The Second Battle of Dernancourt, known to the Germans as Unternehmen Sonnenschein, was fought on 5 April 1918 near Dernancourt in northern France during World War I. It involved a German Army force attacking an Australian defending force, and resulted in the German capture of much of the forward sector of the Australian front line which ran along a railway line between Albert and Dernancourt. The Australian 4th Division had been sent south to help stem the tide of the German spring offensive towards Amiens, and held a line west and north of the Ancre river. The main German assault force was the XXIII Reserve Corps, which concentrated its assault on the line between Albert and Dernancourt. Their attack at the boundary between the Australian 12th and 13th Brigades overwhelmed the Australian front line troops near Dernancourt and captured some support trenches. An Australian counter-attack in the afternoon wrested the initiative from the Germans and their attack petered out, leaving the Australians still in possession of most of the high ground northwest of Dernancourt, barring the way to Amiens.
The Second Battle of Morlancourt was fought over the period 4–14 May 1918, on the Western Front during World War I. The battle took place during the final stages of the German spring offensive. The battle began as a peaceful penetration action launched over several days by troops from the Australian 9th Brigade, to advance their lines around Morlancourt through a series of small raids against the opposing German 199th Division. Afterwards, both sides rotated their forces in the area and the Germans subsequently launched a counter-attack against the Australian 5th Brigade. This attack was eventually repulsed and the line held until June, when the Third Battle of Morlancourt took place around Morlancourt as the Australians secured the Morlancourt spur to consolidate their positions on the Somme before the Allied Hundred Days Offensive.
The Third Battle of Morlancourt was fought on 10 June 1918, on the Western Front during World War I. The battle took place during the final stages of the German spring offensive, and saw troops from the Australian 2nd Division carry out a dusk assault on the Morlancourt spur, which provided observation of the village of Sailly-Laurette, to the south of Morlancourt. The main attack was carried out by the 7th Brigade, with flanking elements carrying out diversionary demonstrations. The assault proved successful for the Allies, with all objectives being secured, and a large number of prisoners being taken.
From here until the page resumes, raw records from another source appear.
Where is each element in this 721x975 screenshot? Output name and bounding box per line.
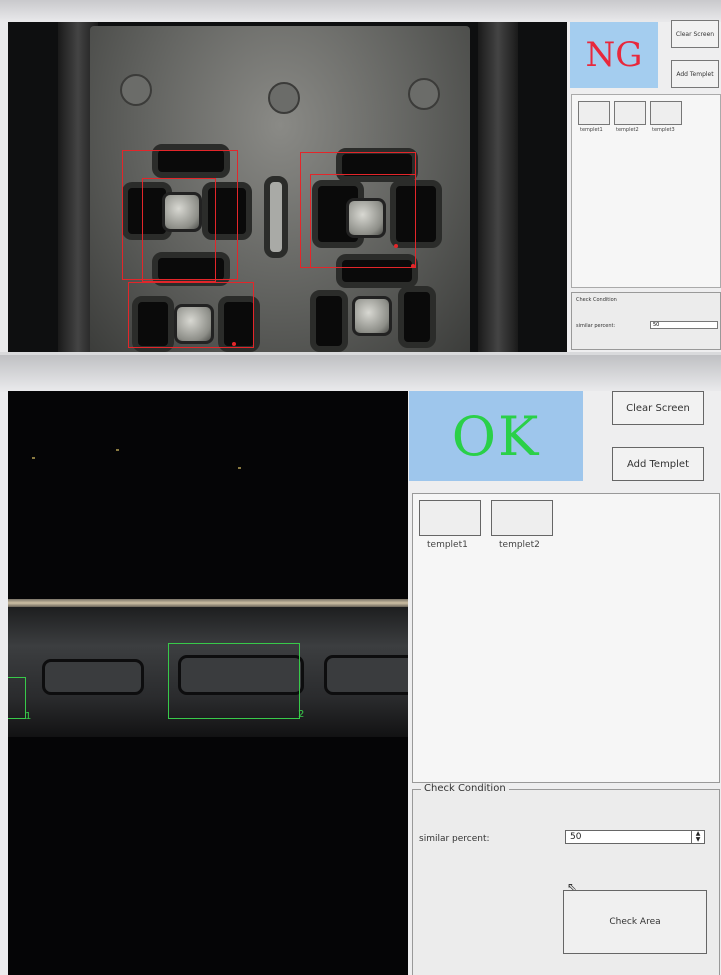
- templet-thumbnail[interactable]: [419, 500, 481, 536]
- camera-view-ok: 1 2: [8, 391, 408, 975]
- match-label: 1: [25, 711, 32, 722]
- templet-thumbnail[interactable]: [614, 101, 646, 125]
- templet-label: templet1: [580, 127, 603, 133]
- templet-thumbnail[interactable]: [491, 500, 553, 536]
- check-condition-group: Check Condition similar percent: 50 ▲ ▼ ⇖…: [412, 783, 720, 975]
- ng-match-box: [310, 174, 416, 268]
- control-panel-ng: NG Clear Screen Add Templet templet1 tem…: [567, 20, 721, 352]
- check-condition-title: Check Condition: [576, 297, 617, 303]
- check-condition-group: Check Condition similar percent: 50: [571, 292, 721, 350]
- center-slot: [264, 176, 288, 258]
- mounting-hole: [268, 82, 300, 114]
- templet-list: templet1 templet2 templet3: [571, 94, 721, 288]
- similar-percent-spinbox[interactable]: 50: [650, 321, 718, 329]
- control-panel-ok: OK Clear Screen Add Templet templet1 tem…: [408, 391, 721, 975]
- ng-marker: [411, 264, 415, 268]
- rail-edge: [8, 599, 408, 607]
- status-text: OK: [451, 404, 541, 468]
- templet-label: templet2: [616, 127, 639, 133]
- templet-thumbnail[interactable]: [650, 101, 682, 125]
- ng-match-box: [128, 282, 254, 348]
- templet-label: templet2: [499, 540, 540, 550]
- ng-marker: [394, 244, 398, 248]
- clear-screen-button[interactable]: Clear Screen: [671, 20, 719, 48]
- similar-percent-spinbox[interactable]: 50 ▲ ▼: [565, 830, 705, 844]
- status-text: NG: [585, 35, 643, 75]
- check-area-button[interactable]: Check Area: [563, 890, 707, 954]
- ok-match-box: [8, 677, 26, 719]
- part-slot: [42, 659, 144, 695]
- pocket: [310, 290, 348, 352]
- templet-list: templet1 templet2: [412, 493, 720, 783]
- clear-screen-button[interactable]: Clear Screen: [612, 391, 704, 425]
- ng-marker: [232, 342, 236, 346]
- templet-label: templet1: [427, 540, 468, 550]
- screenshot-ng: NG Clear Screen Add Templet templet1 tem…: [0, 0, 721, 352]
- camera-view-ng: [8, 22, 567, 352]
- spinbox-arrows-icon[interactable]: ▲ ▼: [691, 831, 704, 843]
- debris: [32, 457, 35, 459]
- part-slot: [324, 655, 408, 695]
- pin: [352, 296, 392, 336]
- templet-label: templet3: [652, 127, 675, 133]
- templet-thumbnail[interactable]: [578, 101, 610, 125]
- similar-percent-label: similar percent:: [576, 323, 616, 329]
- debris: [116, 449, 119, 451]
- ng-match-box: [142, 178, 216, 282]
- similar-percent-value: 50: [570, 832, 582, 842]
- ok-match-box: [168, 643, 300, 719]
- add-templet-button[interactable]: Add Templet: [671, 60, 719, 88]
- match-label: 2: [298, 709, 305, 720]
- status-indicator: OK: [409, 391, 583, 481]
- mounting-hole: [408, 78, 440, 110]
- status-indicator: NG: [570, 22, 658, 88]
- screenshot-ok: 1 2 OK Clear Screen Add Templet templet1…: [0, 355, 721, 975]
- debris: [238, 467, 241, 469]
- mounting-hole: [120, 74, 152, 106]
- add-templet-button[interactable]: Add Templet: [612, 447, 704, 481]
- side-rail: [478, 22, 518, 352]
- similar-percent-label: similar percent:: [419, 834, 490, 844]
- check-condition-title: Check Condition: [421, 783, 509, 794]
- pocket: [398, 286, 436, 348]
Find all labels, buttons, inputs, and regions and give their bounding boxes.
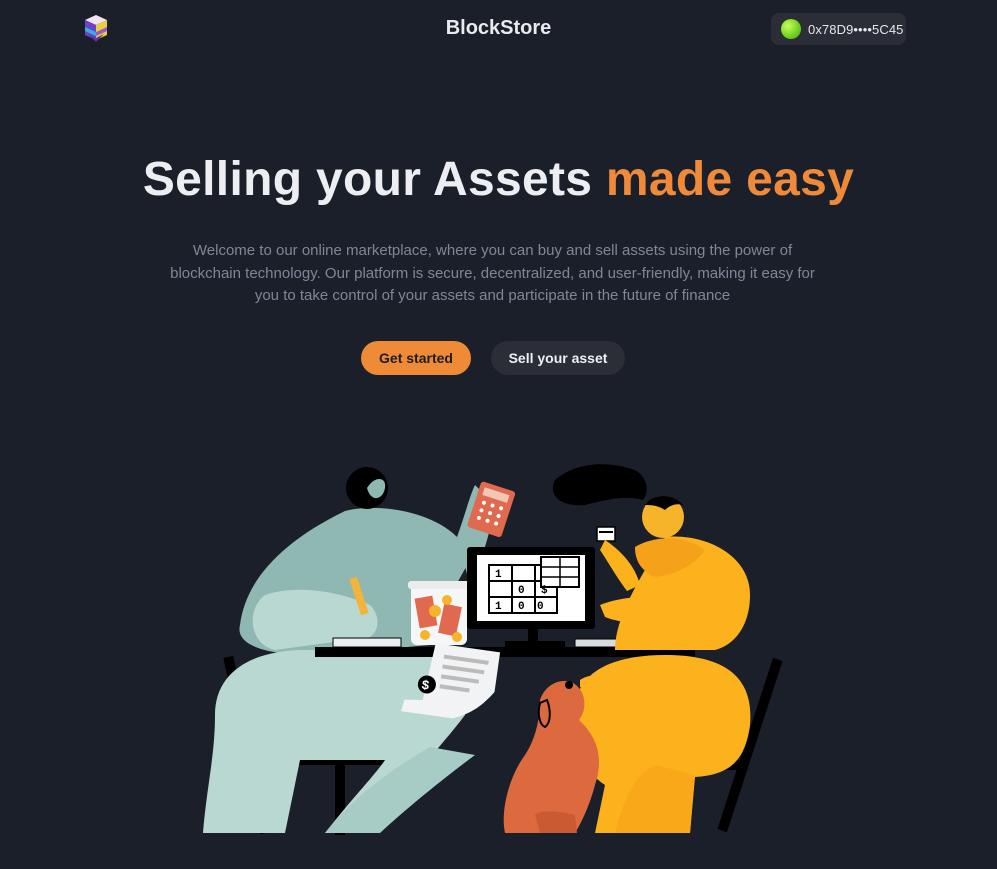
hero-description: Welcome to our online marketplace, where… [170,242,815,304]
sheet-cell-1: 1 [495,569,502,581]
sheet-cell-3: $ [541,585,548,597]
sheet-cell-5: 0 [518,601,525,613]
wallet-avatar-icon [781,19,801,39]
wallet-button[interactable]: 0x78D9••••5C45 [771,13,906,45]
get-started-button[interactable]: Get started [361,341,471,375]
wallet-address: 0x78D9••••5C45 [808,21,904,37]
hero-title: Selling your Assets made easy [0,152,997,207]
hero-title-main: Selling your Assets [142,153,593,206]
top-header: BlockStore 0x78D9••••5C45 [0,0,997,58]
sheet-cell-6: 0 [537,601,544,613]
sheet-cell-4: 1 [495,601,502,613]
hero-title-accent: made easy [605,153,855,206]
people-working-at-desk-illustration: 1 0 $ 1 0 0 $ [195,455,795,839]
sheet-cell-2: 0 [518,585,525,597]
sell-asset-button[interactable]: Sell your asset [491,341,625,375]
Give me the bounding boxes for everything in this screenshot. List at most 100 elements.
The Capture of Beaumont-Hamel was a tactical incident that took place during the Battle of the Somme in the Battle of the Ancre (13–18 November) during the second British attempt to take the village. Beaumont-Hamel is a commune in the Somme department of Picardy in northern France. The village had been attacked on 1 July, the First Day of the Somme. The German 2nd Army defeated the attack, inflicting many British and Newfoundland Regiment casualties.
The First attack on Bullecourt was a military operation on the Western Front during the First World War. The 1st Anzac Corps of the British Fifth Army attacked in support of the Third Army, engaged in the Battle of Arras further north. The Report of the Battles Nomenclature Committee (1921) called operations subsidiary to the main Battle of Arras the Flanking Operation to the Arras Offensive.